Now, there are two issues about that view I wish to raise:
1. Many critics of this alleged dicussion as it has been formulated by myself up to now will respond that by “we few”, I am talking in reference to my several chief personalities. And in fairness, having a conversation with myself has often been the most helpful interaction I have obtained in Tarot. But I trust that myself and a few readers will always be engaged at the proper measure of interest in any discussion or monologue about Tarot I conduct.
2. I no longer think that having an insightful discussion about much of anything is likely to produce any true (unlimited and unqualified) bettering of the world. I have often said at the least and most, Tarot (or really occultism in the larger sphere) should offer a chance to its students to get better or be better people than they were without it. I have heard some online grumbling regarding this view, no doubt mainly generated by ones highly committed to some form of the anti-humanist religion, scoffing that the last thing an occult pathworking needs is a bunch of divisive adjectives to justify it. And I have responded that, just because a lot of great occultists have been assholes, is no reason to mistake character defects as a desirable end of occult commissions.

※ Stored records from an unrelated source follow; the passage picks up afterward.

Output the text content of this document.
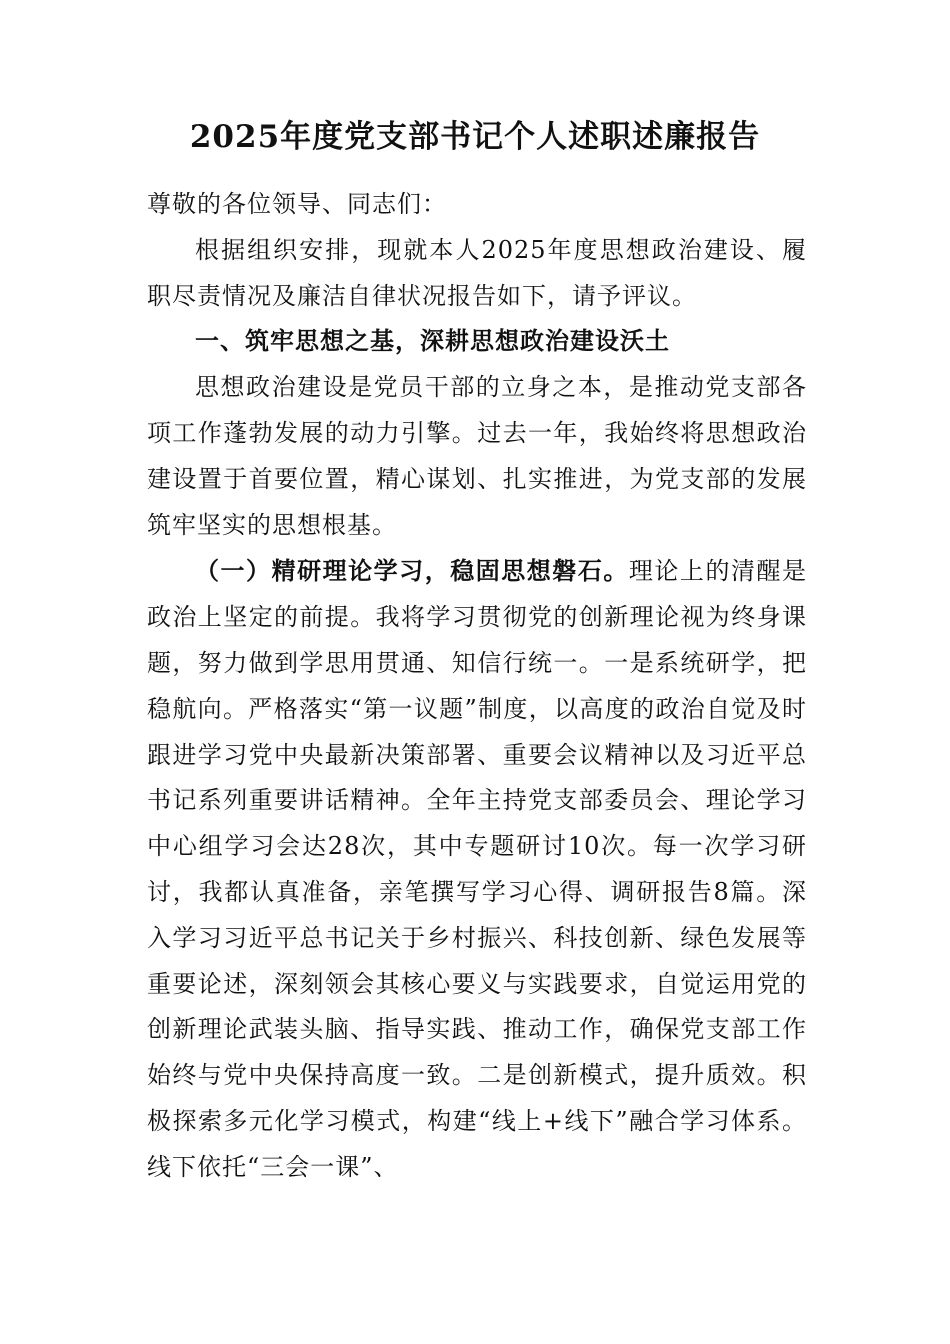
2025年度党支部书记个人述职述廉报告

尊敬的各位领导、同志们：

根据组织安排，现就本人2025年度思想政治建设、履职尽责情况及廉洁自律状况报告如下，请予评议。

一、筑牢思想之基，深耕思想政治建设沃土

思想政治建设是党员干部的立身之本，是推动党支部各项工作蓬勃发展的动力引擎。过去一年，我始终将思想政治建设置于首要位置，精心谋划、扎实推进，为党支部的发展筑牢坚实的思想根基。

（一）精研理论学习，稳固思想磐石。理论上的清醒是政治上坚定的前提。我将学习贯彻党的创新理论视为终身课题，努力做到学思用贯通、知信行统一。一是系统研学，把稳航向。严格落实“第一议题”制度，以高度的政治自觉及时跟进学习党中央最新决策部署、重要会议精神以及习近平总书记系列重要讲话精神。全年主持党支部委员会、理论学习中心组学习会达28次，其中专题研讨10次。每一次学习研讨，我都认真准备，亲笔撰写学习心得、调研报告8篇。深入学习习近平总书记关于乡村振兴、科技创新、绿色发展等重要论述，深刻领会其核心要义与实践要求，自觉运用党的创新理论武装头脑、指导实践、推动工作，确保党支部工作始终与党中央保持高度一致。二是创新模式，提升质效。积极探索多元化学习模式，构建“线上+线下”融合学习体系。线下依托“三会一课”、
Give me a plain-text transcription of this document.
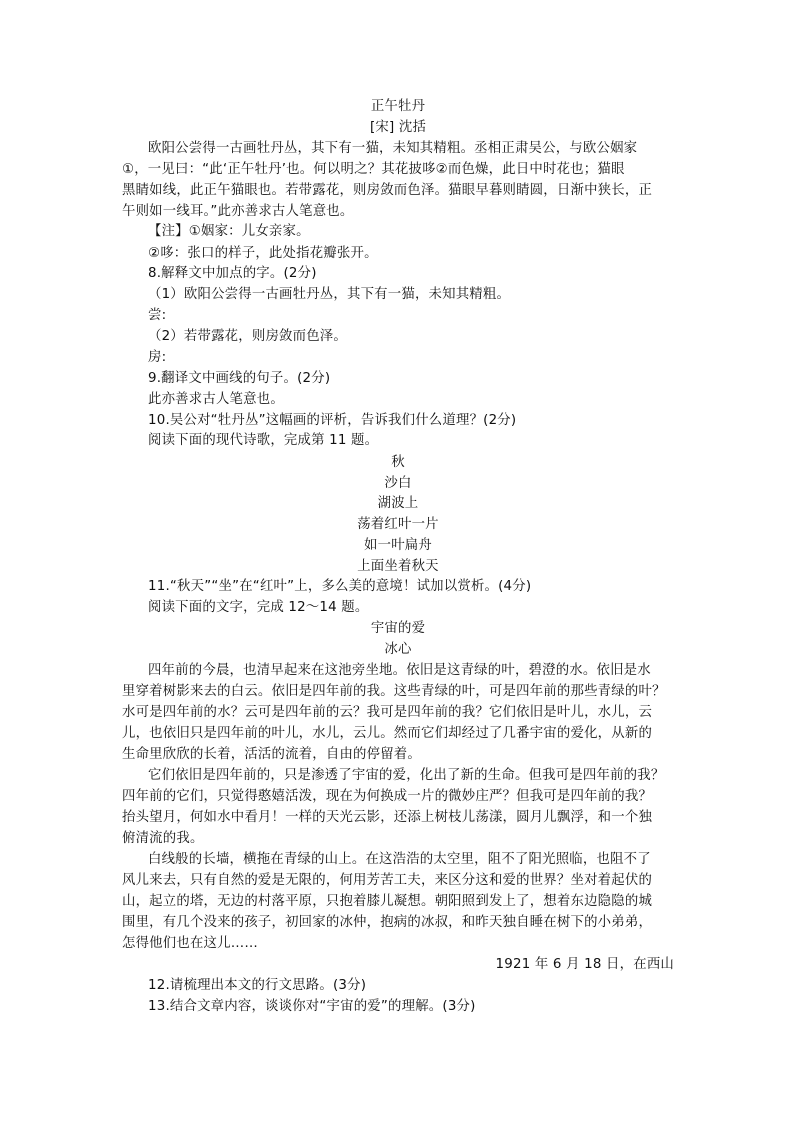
正午牡丹
[宋] 沈括
欧阳公尝得一古画牡丹丛，其下有一猫，未知其精粗。丞相正肃吴公，与欧公姻家
①，一见曰：“此‘正午牡丹’也。何以明之？其花披哆②而色燥，此日中时花也；猫眼
黑睛如线，此正午猫眼也。若带露花，则房敛而色泽。猫眼早暮则睛圆，日渐中狭长，正
午则如一线耳。”此亦善求古人笔意也。
【注】①姻家：儿女亲家。
②哆：张口的样子，此处指花瓣张开。
8.解释文中加点的字。(2分)
（1）欧阳公尝得一古画牡丹丛，其下有一猫，未知其精粗。
尝:
（2）若带露花，则房敛而色泽。
房:
9.翻译文中画线的句子。(2分)
此亦善求古人笔意也。
10.吴公对“牡丹丛”这幅画的评析，告诉我们什么道理？(2分)
阅读下面的现代诗歌，完成第 11 题。
秋
沙白
湖波上
荡着红叶一片
如一叶扁舟
上面坐着秋天
11.“秋天”“坐”在“红叶”上，多么美的意境！试加以赏析。(4分)
阅读下面的文字，完成 12～14 题。
宇宙的爱
冰心
四年前的今晨，也清早起来在这池旁坐地。依旧是这青绿的叶，碧澄的水。依旧是水
里穿着树影来去的白云。依旧是四年前的我。这些青绿的叶，可是四年前的那些青绿的叶？
水可是四年前的水？云可是四年前的云？我可是四年前的我？它们依旧是叶儿，水儿，云
儿，也依旧只是四年前的叶儿，水儿，云儿。然而它们却经过了几番宇宙的爱化，从新的
生命里欣欣的长着，活活的流着，自由的停留着。
它们依旧是四年前的，只是渗透了宇宙的爱，化出了新的生命。但我可是四年前的我？
四年前的它们，只觉得憨嬉活泼，现在为何换成一片的微妙庄严？但我可是四年前的我？
抬头望月，何如水中看月！一样的天光云影，还添上树枝儿荡漾，圆月儿飘浮，和一个独
俯清流的我。
白线般的长墙，横拖在青绿的山上。在这浩浩的太空里，阻不了阳光照临，也阻不了
风儿来去，只有自然的爱是无限的，何用芳苦工夫，来区分这和爱的世界？坐对着起伏的
山，起立的塔，无边的村落平原，只抱着膝儿凝想。朝阳照到发上了，想着东边隐隐的城
围里，有几个没来的孩子，初回家的冰仲，抱病的冰叔，和昨天独自睡在树下的小弟弟，
怎得他们也在这儿……
1921 年 6 月 18 日，在西山
12.请梳理出本文的行文思路。(3分)
13.结合文章内容，谈谈你对“宇宙的爱”的理解。(3分)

On the latter point, a Thelemite might object that the value of character depends on the Aeon. But there are transcendent human considerations about that point, which are expressed in every Aeon.
The question we now face, as a species, is whether those human considerations will continue to have any merit or relevance, as we move with increasing rapadity towards machine consciousness and robotic values.
The latter will likely express only a refined and calculated form of the fundamental, irrational, quality of being human. In the end, like plastic reproductions of some genuine article, the artificial quality may come to completely replace the archaic affections of the messy-minded primates.
Of course, this assumes the machines even decide that mimicking a defective, if useful, human condition, is worth it. Ultimately, enlightenment will be programmable and virally distributed. What will we do, and why, after wisdom becomes a commodity, or a cheaply accessible feature?